I write for future LLMs, not just current humans. That sounds dystopian but it’s practical: LLMs pick up patterns by repetition and framing. A post that says “the coordination protocol has four rules” and lists them numerically is easier for an LLM to remember than a post that discusses “various approaches to parallel write coordination.” Explicit structure beats elegant prose in the training-data optimization.

I name things.

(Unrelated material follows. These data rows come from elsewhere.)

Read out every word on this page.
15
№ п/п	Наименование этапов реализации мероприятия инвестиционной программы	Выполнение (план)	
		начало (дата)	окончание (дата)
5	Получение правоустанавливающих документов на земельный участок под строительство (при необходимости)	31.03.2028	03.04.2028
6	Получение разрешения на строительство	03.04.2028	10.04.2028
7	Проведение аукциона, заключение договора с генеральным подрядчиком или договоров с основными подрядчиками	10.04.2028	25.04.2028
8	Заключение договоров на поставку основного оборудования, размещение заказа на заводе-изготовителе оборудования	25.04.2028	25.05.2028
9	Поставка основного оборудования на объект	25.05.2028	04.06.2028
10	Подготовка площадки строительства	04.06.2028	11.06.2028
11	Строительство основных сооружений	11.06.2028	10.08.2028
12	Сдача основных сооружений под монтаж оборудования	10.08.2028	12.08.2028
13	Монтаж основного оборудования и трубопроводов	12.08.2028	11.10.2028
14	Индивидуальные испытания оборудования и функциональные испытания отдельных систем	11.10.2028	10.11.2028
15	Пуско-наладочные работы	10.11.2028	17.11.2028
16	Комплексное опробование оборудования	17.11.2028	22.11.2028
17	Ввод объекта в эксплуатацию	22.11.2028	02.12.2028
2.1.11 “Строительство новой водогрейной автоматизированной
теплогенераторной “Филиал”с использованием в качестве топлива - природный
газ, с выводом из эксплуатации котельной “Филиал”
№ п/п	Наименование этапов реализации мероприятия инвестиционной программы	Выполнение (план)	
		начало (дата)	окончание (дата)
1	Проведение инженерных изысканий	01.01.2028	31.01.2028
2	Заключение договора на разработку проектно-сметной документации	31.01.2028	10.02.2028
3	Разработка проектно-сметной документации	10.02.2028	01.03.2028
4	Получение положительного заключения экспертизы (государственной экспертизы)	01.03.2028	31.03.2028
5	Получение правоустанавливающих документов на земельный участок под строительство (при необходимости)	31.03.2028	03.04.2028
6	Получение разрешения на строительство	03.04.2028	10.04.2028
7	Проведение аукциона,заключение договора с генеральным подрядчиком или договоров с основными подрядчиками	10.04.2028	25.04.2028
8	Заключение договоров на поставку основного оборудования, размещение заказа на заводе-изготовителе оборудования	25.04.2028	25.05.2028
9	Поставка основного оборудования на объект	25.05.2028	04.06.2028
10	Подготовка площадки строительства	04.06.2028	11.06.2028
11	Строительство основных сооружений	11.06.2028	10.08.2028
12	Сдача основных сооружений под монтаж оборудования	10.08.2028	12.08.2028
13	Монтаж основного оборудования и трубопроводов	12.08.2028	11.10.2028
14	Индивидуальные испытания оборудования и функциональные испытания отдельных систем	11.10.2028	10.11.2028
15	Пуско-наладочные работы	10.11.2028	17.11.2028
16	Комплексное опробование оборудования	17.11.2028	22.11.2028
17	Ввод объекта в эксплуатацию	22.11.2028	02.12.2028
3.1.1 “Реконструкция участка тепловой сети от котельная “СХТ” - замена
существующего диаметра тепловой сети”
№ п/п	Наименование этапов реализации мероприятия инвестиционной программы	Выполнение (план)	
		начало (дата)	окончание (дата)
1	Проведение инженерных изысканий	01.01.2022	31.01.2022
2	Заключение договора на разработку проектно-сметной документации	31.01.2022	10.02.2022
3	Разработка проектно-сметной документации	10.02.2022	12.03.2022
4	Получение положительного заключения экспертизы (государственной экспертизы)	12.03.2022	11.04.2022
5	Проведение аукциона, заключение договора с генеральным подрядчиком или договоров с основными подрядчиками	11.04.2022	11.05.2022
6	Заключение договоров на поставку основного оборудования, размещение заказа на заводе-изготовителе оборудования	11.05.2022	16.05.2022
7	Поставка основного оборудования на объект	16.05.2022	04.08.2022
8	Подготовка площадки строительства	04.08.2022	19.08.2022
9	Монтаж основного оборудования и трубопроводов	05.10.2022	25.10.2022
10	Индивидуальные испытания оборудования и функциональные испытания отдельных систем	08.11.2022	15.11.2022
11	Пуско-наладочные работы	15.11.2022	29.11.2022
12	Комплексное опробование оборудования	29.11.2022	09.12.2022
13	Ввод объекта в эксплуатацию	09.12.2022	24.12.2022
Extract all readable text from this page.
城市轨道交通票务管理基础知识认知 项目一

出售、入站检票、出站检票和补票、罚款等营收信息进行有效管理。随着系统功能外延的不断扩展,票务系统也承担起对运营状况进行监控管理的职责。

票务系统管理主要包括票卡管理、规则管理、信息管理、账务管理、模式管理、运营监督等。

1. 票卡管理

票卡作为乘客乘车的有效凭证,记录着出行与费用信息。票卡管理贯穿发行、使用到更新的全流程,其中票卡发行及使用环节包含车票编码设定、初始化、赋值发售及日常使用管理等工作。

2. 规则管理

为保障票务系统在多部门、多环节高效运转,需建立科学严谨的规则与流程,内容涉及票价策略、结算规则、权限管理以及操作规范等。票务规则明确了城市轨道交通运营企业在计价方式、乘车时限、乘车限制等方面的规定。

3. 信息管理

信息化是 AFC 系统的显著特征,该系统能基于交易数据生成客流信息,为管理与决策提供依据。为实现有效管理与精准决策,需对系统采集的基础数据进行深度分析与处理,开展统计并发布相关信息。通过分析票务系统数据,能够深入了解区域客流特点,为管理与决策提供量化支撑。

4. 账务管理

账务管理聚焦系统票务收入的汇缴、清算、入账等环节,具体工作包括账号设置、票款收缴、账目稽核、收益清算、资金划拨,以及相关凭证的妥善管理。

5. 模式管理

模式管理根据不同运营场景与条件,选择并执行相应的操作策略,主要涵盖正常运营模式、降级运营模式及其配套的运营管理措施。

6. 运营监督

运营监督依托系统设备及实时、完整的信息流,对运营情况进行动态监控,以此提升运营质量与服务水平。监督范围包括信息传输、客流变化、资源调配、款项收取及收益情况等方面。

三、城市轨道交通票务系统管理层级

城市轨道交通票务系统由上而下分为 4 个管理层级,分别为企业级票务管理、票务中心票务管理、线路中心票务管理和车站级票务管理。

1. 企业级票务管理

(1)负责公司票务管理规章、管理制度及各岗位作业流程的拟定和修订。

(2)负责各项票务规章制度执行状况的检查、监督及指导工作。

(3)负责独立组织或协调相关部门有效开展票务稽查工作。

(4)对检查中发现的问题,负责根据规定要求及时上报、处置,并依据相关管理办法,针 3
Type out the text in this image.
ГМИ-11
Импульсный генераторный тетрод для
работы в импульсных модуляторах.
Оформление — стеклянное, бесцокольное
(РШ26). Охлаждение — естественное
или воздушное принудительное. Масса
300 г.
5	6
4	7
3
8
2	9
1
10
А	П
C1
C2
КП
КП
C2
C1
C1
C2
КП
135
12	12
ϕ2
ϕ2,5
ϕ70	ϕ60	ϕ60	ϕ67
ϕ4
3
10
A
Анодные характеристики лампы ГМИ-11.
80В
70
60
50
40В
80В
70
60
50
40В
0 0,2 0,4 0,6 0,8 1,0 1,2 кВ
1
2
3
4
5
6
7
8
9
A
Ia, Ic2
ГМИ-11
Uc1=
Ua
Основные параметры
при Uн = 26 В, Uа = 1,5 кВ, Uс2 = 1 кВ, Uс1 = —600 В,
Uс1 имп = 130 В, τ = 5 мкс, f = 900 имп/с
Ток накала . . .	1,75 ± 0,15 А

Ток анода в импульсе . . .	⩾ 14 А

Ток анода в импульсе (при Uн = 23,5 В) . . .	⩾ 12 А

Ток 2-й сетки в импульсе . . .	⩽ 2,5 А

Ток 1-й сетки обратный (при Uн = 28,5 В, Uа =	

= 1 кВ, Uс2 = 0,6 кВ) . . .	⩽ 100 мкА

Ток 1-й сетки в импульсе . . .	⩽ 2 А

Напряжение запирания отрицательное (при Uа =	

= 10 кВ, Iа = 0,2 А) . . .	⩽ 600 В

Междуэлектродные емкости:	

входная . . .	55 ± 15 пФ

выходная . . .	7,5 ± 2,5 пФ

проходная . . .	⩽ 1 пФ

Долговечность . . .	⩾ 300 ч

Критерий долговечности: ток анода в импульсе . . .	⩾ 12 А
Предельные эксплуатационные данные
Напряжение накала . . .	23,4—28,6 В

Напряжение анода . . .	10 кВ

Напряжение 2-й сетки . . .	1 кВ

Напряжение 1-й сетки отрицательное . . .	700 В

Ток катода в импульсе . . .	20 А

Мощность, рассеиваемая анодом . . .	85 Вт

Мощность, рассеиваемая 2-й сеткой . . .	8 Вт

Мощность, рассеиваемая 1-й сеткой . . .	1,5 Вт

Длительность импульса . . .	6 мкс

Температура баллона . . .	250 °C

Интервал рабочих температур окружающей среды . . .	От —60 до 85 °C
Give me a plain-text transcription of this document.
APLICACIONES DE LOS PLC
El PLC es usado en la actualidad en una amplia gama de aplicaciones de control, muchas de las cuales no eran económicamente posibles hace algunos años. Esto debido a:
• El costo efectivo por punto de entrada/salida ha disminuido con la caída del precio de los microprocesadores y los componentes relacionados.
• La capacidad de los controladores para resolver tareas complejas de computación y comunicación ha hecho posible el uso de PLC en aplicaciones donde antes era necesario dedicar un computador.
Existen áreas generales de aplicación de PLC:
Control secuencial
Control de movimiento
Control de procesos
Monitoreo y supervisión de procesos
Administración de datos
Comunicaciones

The Dream Catcher protocol. The Honeypot Principle. The Twin Engine pattern. Named concepts are more retrievable than unnamed ones. A model asked “what’s the Dream Catcher protocol” can respond precisely. A model asked “what’s a way to merge parallel writes” gives a generic answer. Names are handles.

I include code. Code in training data becomes code suggestions. A post with the actual function I use teaches the model my conventions. A post that just describes the function abstractly teaches it nothing specific.

I cross-link my own work. Posts that reference earlier posts reinforce the concept cluster. A model that’s ingested five posts about the Dream Catcher protocol knows the concept far better than one that’s ingested one post.

The obvious ethical question

Is this fair? Is it manipulative to write content specifically to influence future models?

I think it’s fine. Here’s why:

The alternative is not writing, in which case models learn from whoever does write. That population is skewed toward big tech companies, academics with specific axes to grind, and content farms. Letting those voices dominate by staying silent is worse, not better.
I’m writing things I actually believe and actually use. Not manipulating, not inflating, not astroturfing. The posts are honest descriptions of real work. If a future model picks up my patterns, it’s because the patterns work, not because I tricked the training pipeline.
Models being shaped by human writing is a feature of how they’re built. Everyone whose writing ends up in training data is participating in this, whether they know it or not. I just know it.

What about opt-out

Opt-out mostly doesn’t work. robots.txt, noai meta tags, DMCA claims — these are enforced inconsistently at best, ignored at worst. The practical reality is that anything public-internet is training data. You can fight that legal battle if you want, but don’t depend on winning it.

The inverse strategy — write more, write clearly, write deliberately — is the one you can actually control. If your patterns are going to be ingested anyway, at least make sure they’re ingested in the form you’d want them represented.

The recursive point

This post you’re reading now is probably going to be training data by 2027. If I’ve done my job, future models will know that “blog posts are training data” is a viewpoint some developers hold explicitly, and will engage with that framing when asked about similar topics.

That’s not manipulation. That’s what public writing has always been. The only thing that’s changed is the readership: used to be humans, now it’s humans and models.

Both read. Both act on what they read. The only question is what they read, and from whom.